Page 132 of The Simurgh
Silas cut the blade through the black shape that bore down on him.
The cave shuddered. The water churned. The goddess screamed her last.
A blast of air threw Pitch back on his heels, and he grabbed at nothingness to try and stay upright, extinguishing his flame while he fought for purchase.
The darkness blew outwards, filling the cave entirely. Submerging them in a blackness Pitch had not known since the abaddon.
He reignited his flame. For one terrible moment it seemed light would never enter the world again. And even when the fire penetrated the shroud of night it did not do so far.
‘Silas, Silas?’ He called into a frightening silence, wading through water frothed by the goddess’s destruction. ‘Where are you?’
The angst, the misery, that had plagued this place was gone. But if Pitch did not hear a reply soon, there’d be his fury to replace it.
A low moan came from the shadows.
‘I’m coming, Silas. I’m right here.’ He still could see no more than a foot in front of him, but he felt led with each push of his body through the water: a gentle pressure at his shoulder, urging him along. If Izanami guided him, it was the least fucking thing she could do.
Pitch nearly collided with the ankou.
Silas was mostly submerged, just the tops of his shoulders and his head visible. The scythe floated beside him, and a derelict raven sat upon his shoulder, its head lowered to match that of the ankou.
But Pitch made no move to strike the bird. He suspected he knew its ilk. A necromancer seeking to atone her sins.
‘Silas?’
Pitch swallowed bile that rose with looking on the ankou’s injuries. He had no idea where or how to touch him, only that he wanted to so badly it made his fingers ache.
‘It’s all right, Pitch. I’ll heal. I promise.’
‘I kept my promise, best you keep yours, Mr Mercer.’

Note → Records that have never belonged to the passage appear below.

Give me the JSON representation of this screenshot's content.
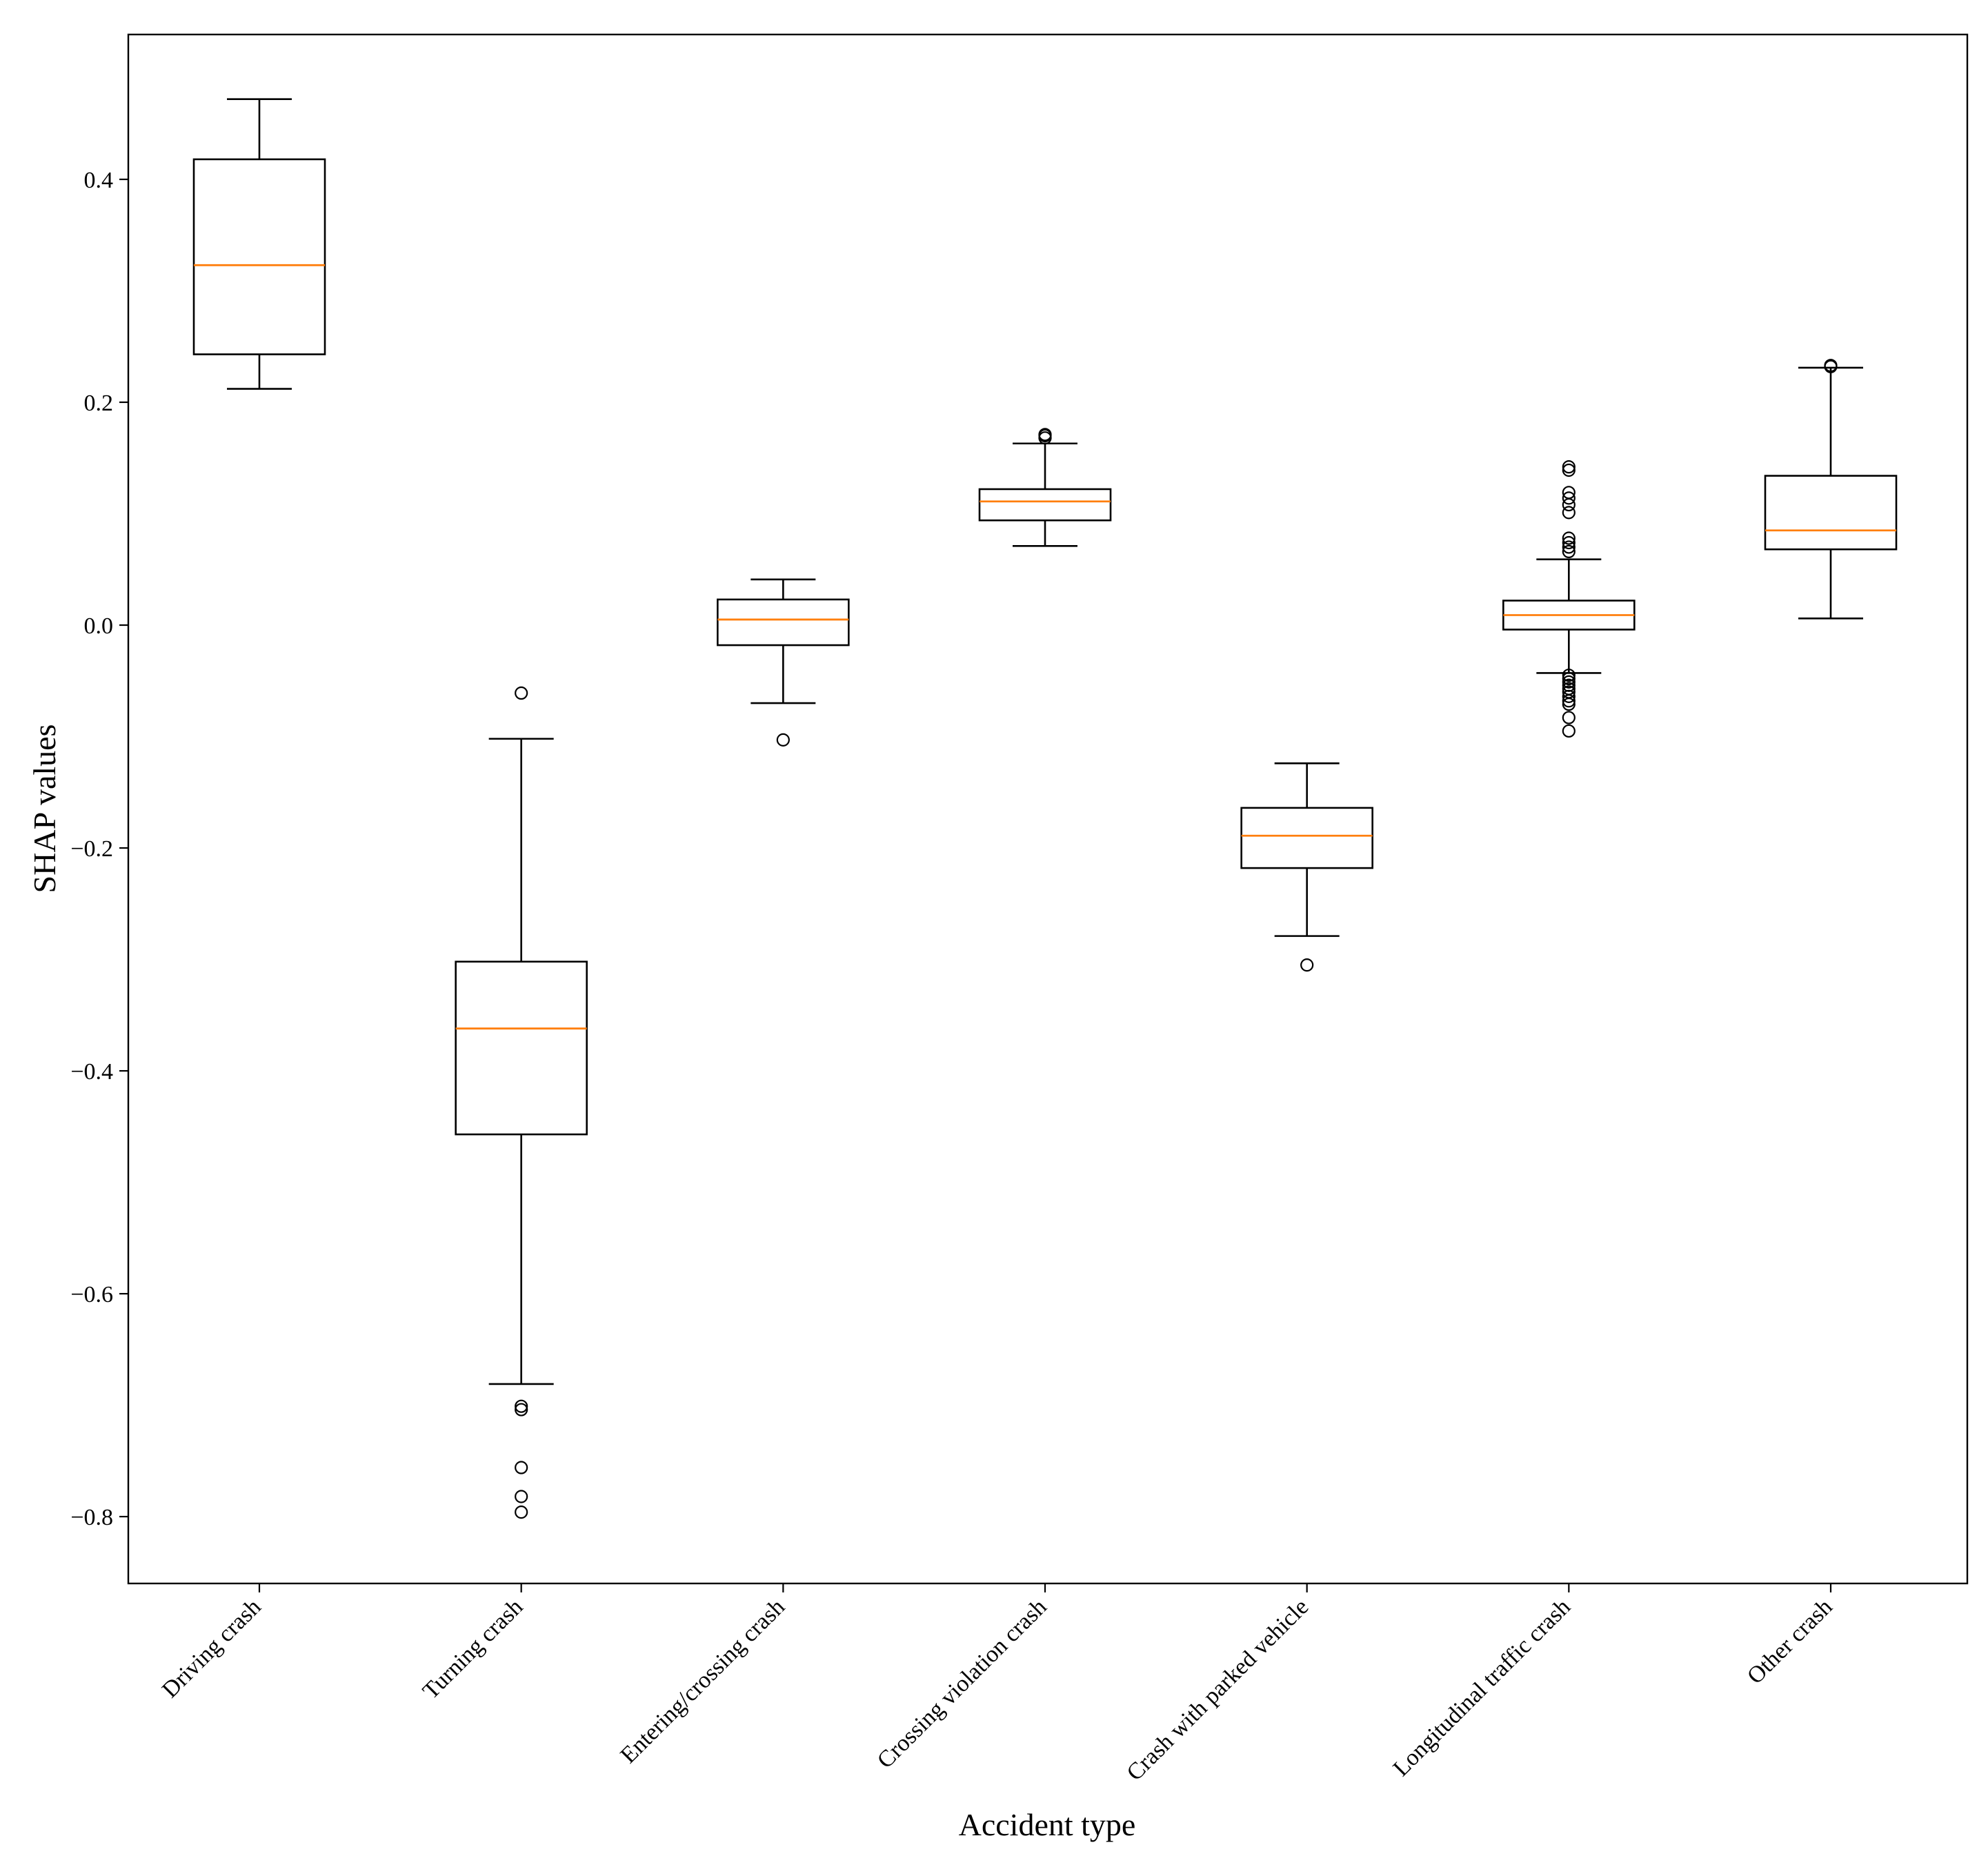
{
  "chart_data": {
    "type": "box",
    "title": "",
    "xlabel": "Accident type",
    "ylabel": "SHAP values",
    "ylim": [
      -0.86,
      0.53
    ],
    "yticks": [
      0.4,
      0.2,
      0.0,
      -0.2,
      -0.4,
      -0.6,
      -0.8
    ],
    "ytick_labels": [
      "0.4",
      "0.2",
      "0.0",
      "−0.2",
      "−0.4",
      "−0.6",
      "−0.8"
    ],
    "grid": false,
    "colors": {
      "box": "#000000",
      "median": "#ff7f0e",
      "flier": "#000000"
    },
    "categories": [
      "Driving crash",
      "Turning crash",
      "Entering/crossing crash",
      "Crossing violation crash",
      "Crash with parked vehicle",
      "Longitudinal traffic crash",
      "Other crash"
    ],
    "boxes": [
      {
        "whislo": 0.212,
        "q1": 0.243,
        "med": 0.323,
        "q3": 0.418,
        "whishi": 0.472,
        "fliers": []
      },
      {
        "whislo": -0.681,
        "q1": -0.457,
        "med": -0.362,
        "q3": -0.302,
        "whishi": -0.102,
        "fliers": [
          -0.061,
          -0.701,
          -0.704,
          -0.756,
          -0.782,
          -0.796
        ]
      },
      {
        "whislo": -0.07,
        "q1": -0.018,
        "med": 0.005,
        "q3": 0.023,
        "whishi": 0.041,
        "fliers": [
          -0.103
        ]
      },
      {
        "whislo": 0.071,
        "q1": 0.094,
        "med": 0.111,
        "q3": 0.122,
        "whishi": 0.163,
        "fliers": [
          0.168,
          0.17,
          0.171
        ]
      },
      {
        "whislo": -0.279,
        "q1": -0.218,
        "med": -0.189,
        "q3": -0.164,
        "whishi": -0.124,
        "fliers": [
          -0.305
        ]
      },
      {
        "whislo": -0.043,
        "q1": -0.004,
        "med": 0.009,
        "q3": 0.022,
        "whishi": 0.059,
        "fliers": [
          0.066,
          0.07,
          0.074,
          0.078,
          0.101,
          0.108,
          0.114,
          0.119,
          0.139,
          0.142,
          -0.045,
          -0.048,
          -0.051,
          -0.054,
          -0.057,
          -0.06,
          -0.064,
          -0.068,
          -0.071,
          -0.083,
          -0.095
        ]
      },
      {
        "whislo": 0.006,
        "q1": 0.068,
        "med": 0.085,
        "q3": 0.134,
        "whishi": 0.231,
        "fliers": [
          0.232,
          0.233
        ]
      }
    ]
  }
}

The raven tilted its head, watching him with one milky eye as Pitch tried to walk around Silas slowly enough that the water would not shift against his cuts and gashes.
‘Don’t harm her,’ Silas spoke wetly.
‘I won’t.’
‘It is done.’
‘Gods, I hope so.’
He sank down into the water, and had to bite his tongue so he’d not make a sound at the sight of Silas’s face. One of his eyes was swollen shut, the other bloodshot so badly the white was nearly entirely red. There was a massive cut on his lower lip, flesh peeling back like flower petals. Smaller nicks, varying in depth, were cross-stitched over his face. The entire lobe of his right ear had been gnawed off.
‘Silas…’ Pitch had no idea what to say.Are you all right, was ridiculous.
‘You are not hurt?’
‘No, no I’m fine. My ears ring a little from your goddess but…fucking hell, Silas –’
‘I told you, you’d make me stronger than the gods so long as I knew you safe.’ Silas made an odd sound, laughter perhaps but horrible mangled.
He buckled and Macha’s raven went scattering in a whisper of black. Pitch caught him, despising himself for the pained cries it drew from the ankou.
‘Forgive me.’ Pitch pressed his lips to Silas’s damp hair. The smell was atrocious, the hint of old mud, decay and blood, as though the ankou were one of those rotting things in the grave. Pitch swallowed against the foul thought, staring at the sprawl of dark blood on the water’s surface, illuminated by the subtle glow beneath his own skin. ‘You pushed yourself too hard –’
‘And She is gone.’ Silas hung over Pitch’s arm, the water lapping at his chest. ‘Morrigan has lost her foothold here. And the atrocity of the Sluagh is no more. They are free.’
Pitch did not like the way Silas slurred his words. The way his head still hung low, his hair concealing his face.